The scale of the need, and the scale of the savings
Two numbers frame everything that follows. On the need side a joint World Bank and Development Bank of Southern Africa report published in January 2024 and still widely cited, estimated that South Africa must spend between R4.8 trillion and R6.2 trillion between 2022 and 2030 on transport, water and sanitation, and education alone, equivalent to roughly 8.7% to 11.2% of GDP a year. Infrastructure South Africa has separately told Parliament that meeting the National Development Plan's target of raising gross fixed capital formation to 30% of GDP by 2030 requires around R1.7 trillion of additional investment, or roughly R140 billion more each year. The Minister of Finance has committed public infrastructure spending of more than R1 trillion over the current three-year period. Whichever measure one uses, the number is in the trillions, and the public balance sheet cannot carry it alone.
On the savings side, the industry is substantial by any measure. The local collective investment schemes industry alone closed 2025 with R4.58 trillion under management, according to ASISA, and the broader savings and investment industry, spanning asset managers, life offices and retirement funds, holds considerably more.
On paper the match looks obvious. A large pool of long-term savings sits alongside a large infrastructure need, and the gap between them invites a regulatory bridge. But the savings are not idle capital waiting to be assigned. They are deferred wages held in trust for members, and that distinction is the heart of the matter.
Asset allocation: whose money is it?
The primary purpose of a retirement portfolio is to meet the long-dated, often inflation-linked liabilities a fund owes its members. The job of the trustee and the manager is to build the portfolio that best matches those liabilities on a risk-adjusted basis. Everything else flows from that duty, and nothing should be allowed to override it.

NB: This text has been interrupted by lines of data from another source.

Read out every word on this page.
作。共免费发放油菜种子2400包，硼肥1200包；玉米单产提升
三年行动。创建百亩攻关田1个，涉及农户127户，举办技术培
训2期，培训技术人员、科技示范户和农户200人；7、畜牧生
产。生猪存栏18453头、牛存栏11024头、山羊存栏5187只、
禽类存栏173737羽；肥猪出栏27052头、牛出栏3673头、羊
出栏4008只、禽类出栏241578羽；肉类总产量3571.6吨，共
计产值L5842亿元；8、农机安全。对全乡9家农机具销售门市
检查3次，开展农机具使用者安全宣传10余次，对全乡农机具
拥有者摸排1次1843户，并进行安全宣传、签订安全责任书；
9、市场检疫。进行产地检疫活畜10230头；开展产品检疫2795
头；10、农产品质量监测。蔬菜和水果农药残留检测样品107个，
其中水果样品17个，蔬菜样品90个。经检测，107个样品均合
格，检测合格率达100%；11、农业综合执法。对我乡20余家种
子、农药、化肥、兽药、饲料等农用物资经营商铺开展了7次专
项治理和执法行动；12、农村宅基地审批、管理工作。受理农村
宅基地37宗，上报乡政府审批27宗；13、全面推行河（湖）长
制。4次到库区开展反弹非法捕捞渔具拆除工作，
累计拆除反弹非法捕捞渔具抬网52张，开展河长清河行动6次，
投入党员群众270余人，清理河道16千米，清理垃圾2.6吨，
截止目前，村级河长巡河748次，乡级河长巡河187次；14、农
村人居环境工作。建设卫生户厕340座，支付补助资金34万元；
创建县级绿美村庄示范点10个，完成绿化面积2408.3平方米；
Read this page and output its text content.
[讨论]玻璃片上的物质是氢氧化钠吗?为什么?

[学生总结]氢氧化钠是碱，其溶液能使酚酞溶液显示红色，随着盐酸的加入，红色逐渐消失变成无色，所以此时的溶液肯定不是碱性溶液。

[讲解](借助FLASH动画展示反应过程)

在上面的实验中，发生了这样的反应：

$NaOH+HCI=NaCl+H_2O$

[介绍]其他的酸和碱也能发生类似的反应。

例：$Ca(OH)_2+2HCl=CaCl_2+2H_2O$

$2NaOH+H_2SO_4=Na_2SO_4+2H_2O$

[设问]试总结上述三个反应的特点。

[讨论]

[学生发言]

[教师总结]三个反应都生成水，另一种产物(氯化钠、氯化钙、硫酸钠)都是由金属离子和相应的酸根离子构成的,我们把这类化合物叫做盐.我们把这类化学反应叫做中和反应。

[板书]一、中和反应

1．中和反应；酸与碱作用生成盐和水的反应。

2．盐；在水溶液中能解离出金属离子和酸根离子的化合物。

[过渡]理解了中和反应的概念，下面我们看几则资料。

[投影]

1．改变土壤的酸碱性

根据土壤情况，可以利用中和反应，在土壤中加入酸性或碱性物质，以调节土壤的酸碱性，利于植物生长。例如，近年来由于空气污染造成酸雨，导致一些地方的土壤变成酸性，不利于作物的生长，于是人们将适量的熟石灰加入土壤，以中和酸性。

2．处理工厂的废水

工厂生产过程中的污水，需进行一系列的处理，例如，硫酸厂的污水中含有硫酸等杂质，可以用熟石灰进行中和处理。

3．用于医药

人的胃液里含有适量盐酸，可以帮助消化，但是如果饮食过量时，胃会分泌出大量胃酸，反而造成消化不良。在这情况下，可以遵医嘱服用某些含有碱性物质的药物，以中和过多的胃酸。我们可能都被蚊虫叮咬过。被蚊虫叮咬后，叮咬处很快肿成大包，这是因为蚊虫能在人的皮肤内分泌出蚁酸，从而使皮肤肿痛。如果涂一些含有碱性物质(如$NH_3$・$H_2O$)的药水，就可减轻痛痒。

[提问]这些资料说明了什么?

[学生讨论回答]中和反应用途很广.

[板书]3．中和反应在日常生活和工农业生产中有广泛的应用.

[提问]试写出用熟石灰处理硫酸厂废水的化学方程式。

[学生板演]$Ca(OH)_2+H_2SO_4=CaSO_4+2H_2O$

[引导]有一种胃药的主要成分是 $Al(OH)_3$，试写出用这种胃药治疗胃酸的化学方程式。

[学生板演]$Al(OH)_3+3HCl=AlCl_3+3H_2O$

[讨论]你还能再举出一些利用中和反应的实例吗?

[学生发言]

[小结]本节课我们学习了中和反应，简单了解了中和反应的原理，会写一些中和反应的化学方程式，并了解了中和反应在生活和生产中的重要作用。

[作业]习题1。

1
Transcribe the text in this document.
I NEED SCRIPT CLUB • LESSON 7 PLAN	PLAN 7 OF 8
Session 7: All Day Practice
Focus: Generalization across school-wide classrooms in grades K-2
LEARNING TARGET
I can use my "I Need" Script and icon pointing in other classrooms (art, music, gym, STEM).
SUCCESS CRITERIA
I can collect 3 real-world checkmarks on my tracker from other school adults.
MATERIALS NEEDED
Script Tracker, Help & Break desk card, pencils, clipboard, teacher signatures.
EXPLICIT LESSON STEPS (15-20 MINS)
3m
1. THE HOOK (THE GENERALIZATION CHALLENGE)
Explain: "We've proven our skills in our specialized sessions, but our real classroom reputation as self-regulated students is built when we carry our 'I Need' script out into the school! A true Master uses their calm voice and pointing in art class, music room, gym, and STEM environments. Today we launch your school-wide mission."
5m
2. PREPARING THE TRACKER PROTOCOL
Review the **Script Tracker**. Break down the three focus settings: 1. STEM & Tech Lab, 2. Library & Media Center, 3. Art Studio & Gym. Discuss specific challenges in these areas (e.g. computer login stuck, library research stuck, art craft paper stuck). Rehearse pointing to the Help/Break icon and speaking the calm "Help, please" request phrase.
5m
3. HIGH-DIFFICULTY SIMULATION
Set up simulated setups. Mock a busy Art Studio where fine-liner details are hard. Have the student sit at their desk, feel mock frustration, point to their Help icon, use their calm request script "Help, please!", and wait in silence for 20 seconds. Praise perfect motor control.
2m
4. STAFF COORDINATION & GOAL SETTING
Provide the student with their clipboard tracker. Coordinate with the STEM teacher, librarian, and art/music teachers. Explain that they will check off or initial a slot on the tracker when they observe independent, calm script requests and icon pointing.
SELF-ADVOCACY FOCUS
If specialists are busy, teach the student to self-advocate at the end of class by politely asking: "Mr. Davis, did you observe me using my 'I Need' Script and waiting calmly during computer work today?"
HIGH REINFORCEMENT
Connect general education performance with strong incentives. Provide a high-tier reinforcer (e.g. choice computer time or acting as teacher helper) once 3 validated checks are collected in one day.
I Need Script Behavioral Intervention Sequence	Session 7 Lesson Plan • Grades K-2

This reframes the infrastructure conversation in a way that matters. Infrastructure debt is not a charitable allocation or a national-service obligation. It is an asset class that earns its place in a well-built portfolio on its own merits. It offers contracted, often inflation-linked cash flows, long tenors that map neatly onto pension liabilities, and returns that are largely uncorrelated with listed equity and bonds. The case for a meaningful infrastructure allocation can therefore be made entirely from within the logic of prudent portfolio construction. We do not need to compel it. We need to make the opportunity set investable enough that managers choose it freely.
The offshore limit: diversification versus keeping capital local
Since 23 February 2022 a single harmonised prudential limit of 45% has applied to the offshore assets of retirement funds, long-term insurers and collective investment scheme managers, inclusive of a 10% allowance for the rest of Africa. This replaced the previous split of 30% offshore plus 10% for Africa. The limit is set by the Reserve Bank and given effect through Regulation 28 of the Pension Funds Act. Crucially, it is a ceiling, not a target.
In practice most managers have not run to the cap. Industry commentary at the time of the change noted that South African managers were expected to settle their offshore exposure in the region of 30% to 35% over time, driven by valuations, the level of the rand and individual mandate design rather than by the limit itself. As one commentator put it, the fact that funds may now take 45% offshore does not mean they have to, or that they necessarily should. That single observation should temper much of the debate, because it tells us the offshore limit is not the binding constraint on domestic infrastructure investment. Most portfolios are simply not pressed against it.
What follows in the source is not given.